DJTommek / better-location

Telegram bot for parsing and generating various of location formats.
https://t.me/BetterLocationBot
MIT License
7 stars 2 forks source link

Bad detection of multiple coordinates in text #62

Open DJTommek opened 3 years ago

DJTommek commented 3 years ago

If coordinates are too close together (in mean of string), it might not detect them all.
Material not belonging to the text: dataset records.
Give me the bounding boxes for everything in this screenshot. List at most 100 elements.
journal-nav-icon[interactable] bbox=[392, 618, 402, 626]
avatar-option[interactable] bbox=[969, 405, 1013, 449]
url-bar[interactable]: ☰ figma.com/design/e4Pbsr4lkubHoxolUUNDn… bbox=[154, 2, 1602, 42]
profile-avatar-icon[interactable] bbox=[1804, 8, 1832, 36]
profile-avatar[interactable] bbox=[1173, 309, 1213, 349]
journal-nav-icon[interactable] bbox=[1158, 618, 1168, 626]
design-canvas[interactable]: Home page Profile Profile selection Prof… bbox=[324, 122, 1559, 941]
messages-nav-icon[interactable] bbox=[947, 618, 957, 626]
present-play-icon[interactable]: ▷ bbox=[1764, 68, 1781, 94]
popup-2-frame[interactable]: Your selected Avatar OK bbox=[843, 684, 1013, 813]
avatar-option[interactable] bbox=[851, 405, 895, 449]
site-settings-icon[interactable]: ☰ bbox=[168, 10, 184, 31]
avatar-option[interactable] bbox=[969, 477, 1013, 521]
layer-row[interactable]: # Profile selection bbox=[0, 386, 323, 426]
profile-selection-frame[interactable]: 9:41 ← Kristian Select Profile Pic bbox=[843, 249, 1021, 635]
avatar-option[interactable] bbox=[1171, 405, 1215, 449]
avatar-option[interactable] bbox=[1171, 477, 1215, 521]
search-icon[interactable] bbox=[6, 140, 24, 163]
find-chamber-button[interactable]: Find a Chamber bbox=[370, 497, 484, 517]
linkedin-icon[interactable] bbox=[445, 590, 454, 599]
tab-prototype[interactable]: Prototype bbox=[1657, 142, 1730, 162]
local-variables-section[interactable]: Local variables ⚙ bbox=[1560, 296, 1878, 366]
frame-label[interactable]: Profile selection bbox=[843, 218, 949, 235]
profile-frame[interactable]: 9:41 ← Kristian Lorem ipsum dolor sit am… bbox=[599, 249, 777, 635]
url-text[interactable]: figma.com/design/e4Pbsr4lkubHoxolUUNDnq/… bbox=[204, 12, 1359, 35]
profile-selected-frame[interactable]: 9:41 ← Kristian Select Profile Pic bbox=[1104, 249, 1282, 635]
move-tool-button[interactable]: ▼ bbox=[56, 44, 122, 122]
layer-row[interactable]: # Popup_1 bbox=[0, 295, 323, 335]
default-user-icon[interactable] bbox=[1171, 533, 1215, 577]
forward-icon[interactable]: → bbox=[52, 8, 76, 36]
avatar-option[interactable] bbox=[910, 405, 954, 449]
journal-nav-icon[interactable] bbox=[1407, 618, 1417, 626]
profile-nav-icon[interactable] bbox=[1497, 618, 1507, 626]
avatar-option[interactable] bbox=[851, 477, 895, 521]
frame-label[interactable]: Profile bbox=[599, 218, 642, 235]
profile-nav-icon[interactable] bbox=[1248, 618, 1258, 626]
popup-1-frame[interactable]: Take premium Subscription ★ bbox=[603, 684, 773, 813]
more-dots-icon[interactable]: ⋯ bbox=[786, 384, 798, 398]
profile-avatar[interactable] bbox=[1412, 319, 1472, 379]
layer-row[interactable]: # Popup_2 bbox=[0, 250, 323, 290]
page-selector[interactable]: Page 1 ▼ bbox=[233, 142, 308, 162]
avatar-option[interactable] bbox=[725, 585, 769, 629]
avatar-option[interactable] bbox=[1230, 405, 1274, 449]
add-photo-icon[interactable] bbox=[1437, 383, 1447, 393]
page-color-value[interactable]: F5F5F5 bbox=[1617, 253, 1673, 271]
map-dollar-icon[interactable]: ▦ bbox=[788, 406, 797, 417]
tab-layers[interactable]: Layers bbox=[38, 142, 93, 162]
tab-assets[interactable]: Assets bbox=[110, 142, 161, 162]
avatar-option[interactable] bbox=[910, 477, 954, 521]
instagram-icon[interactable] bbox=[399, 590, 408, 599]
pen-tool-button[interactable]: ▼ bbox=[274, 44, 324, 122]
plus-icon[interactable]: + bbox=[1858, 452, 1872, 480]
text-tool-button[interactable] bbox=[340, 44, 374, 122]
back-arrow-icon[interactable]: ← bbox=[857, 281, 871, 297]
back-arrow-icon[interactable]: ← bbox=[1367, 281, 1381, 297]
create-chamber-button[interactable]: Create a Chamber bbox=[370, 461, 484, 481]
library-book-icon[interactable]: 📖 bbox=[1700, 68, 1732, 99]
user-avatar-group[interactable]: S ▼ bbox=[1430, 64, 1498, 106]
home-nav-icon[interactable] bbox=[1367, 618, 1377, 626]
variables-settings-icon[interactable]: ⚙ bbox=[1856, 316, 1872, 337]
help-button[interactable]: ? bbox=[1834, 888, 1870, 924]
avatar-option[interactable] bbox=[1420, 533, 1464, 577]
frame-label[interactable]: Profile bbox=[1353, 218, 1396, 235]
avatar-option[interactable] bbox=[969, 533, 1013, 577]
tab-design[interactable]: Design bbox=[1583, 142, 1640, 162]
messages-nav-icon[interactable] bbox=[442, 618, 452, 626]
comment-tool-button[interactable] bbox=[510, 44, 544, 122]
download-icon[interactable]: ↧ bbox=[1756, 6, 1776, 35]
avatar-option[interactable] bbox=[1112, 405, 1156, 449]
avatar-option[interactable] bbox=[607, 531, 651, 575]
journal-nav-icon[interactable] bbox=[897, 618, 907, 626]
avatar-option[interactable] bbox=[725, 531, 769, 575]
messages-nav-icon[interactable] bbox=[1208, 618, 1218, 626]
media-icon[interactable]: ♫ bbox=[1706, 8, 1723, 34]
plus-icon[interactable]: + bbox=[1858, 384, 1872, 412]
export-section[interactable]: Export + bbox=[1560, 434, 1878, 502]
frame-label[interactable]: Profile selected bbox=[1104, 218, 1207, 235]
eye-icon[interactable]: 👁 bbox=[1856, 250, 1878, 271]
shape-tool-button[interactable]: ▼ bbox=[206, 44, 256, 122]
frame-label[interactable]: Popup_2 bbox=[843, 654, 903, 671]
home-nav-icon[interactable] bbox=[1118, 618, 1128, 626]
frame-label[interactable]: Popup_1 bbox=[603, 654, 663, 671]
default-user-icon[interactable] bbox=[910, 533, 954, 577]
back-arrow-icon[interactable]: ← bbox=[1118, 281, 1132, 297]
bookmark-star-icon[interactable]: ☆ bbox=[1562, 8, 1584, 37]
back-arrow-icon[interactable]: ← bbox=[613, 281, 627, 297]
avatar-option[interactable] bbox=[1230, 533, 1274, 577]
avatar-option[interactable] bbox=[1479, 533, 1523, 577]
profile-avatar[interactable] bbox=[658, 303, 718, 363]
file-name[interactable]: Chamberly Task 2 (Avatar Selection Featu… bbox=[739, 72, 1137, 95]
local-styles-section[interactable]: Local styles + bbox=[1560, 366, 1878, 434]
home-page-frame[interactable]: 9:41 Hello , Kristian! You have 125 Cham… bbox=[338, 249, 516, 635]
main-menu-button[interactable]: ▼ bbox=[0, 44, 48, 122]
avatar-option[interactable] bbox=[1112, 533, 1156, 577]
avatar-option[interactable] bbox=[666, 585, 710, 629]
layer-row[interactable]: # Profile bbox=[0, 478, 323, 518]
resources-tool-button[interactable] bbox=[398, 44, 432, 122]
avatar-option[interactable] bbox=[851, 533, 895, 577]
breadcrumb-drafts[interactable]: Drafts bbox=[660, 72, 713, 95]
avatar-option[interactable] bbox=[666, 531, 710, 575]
Examples:

50.087451,14.420671 50.087451,-14.420671 -50.087451,14.420671 -50.087451,-14.420671

Expected results:

50.087451,14.420671
50.087451,-14.420671
50.087451,14.420671
-50.087451,-14.420671

Detected results:

50.087451,14.420671
50.087451,-14.420671 (2x)

Workaround to match expected and detected results is add random character between coordinates, eg:

50.087451,14.420671 a 50.087451,-14.420671 ! -50.087451,14.420671 . -50.087451,-14.420671

This bug can be reproduced in both inline and text messages.

DJTommek commented 2 years ago

Could be solved via searching one coordinate at time instead of loading them all at once:

  1. Load string to run regex searching
  2. search search for location (preg_match() instead of preg_match_all())
  3. extract, parse and cleanup location to get real location string (eg do not count extra characters before and after location)
  4. in original string replace this part of clean location with some character (eg !)
  5. repeat steps 2, 3 and 4 until no locations are found.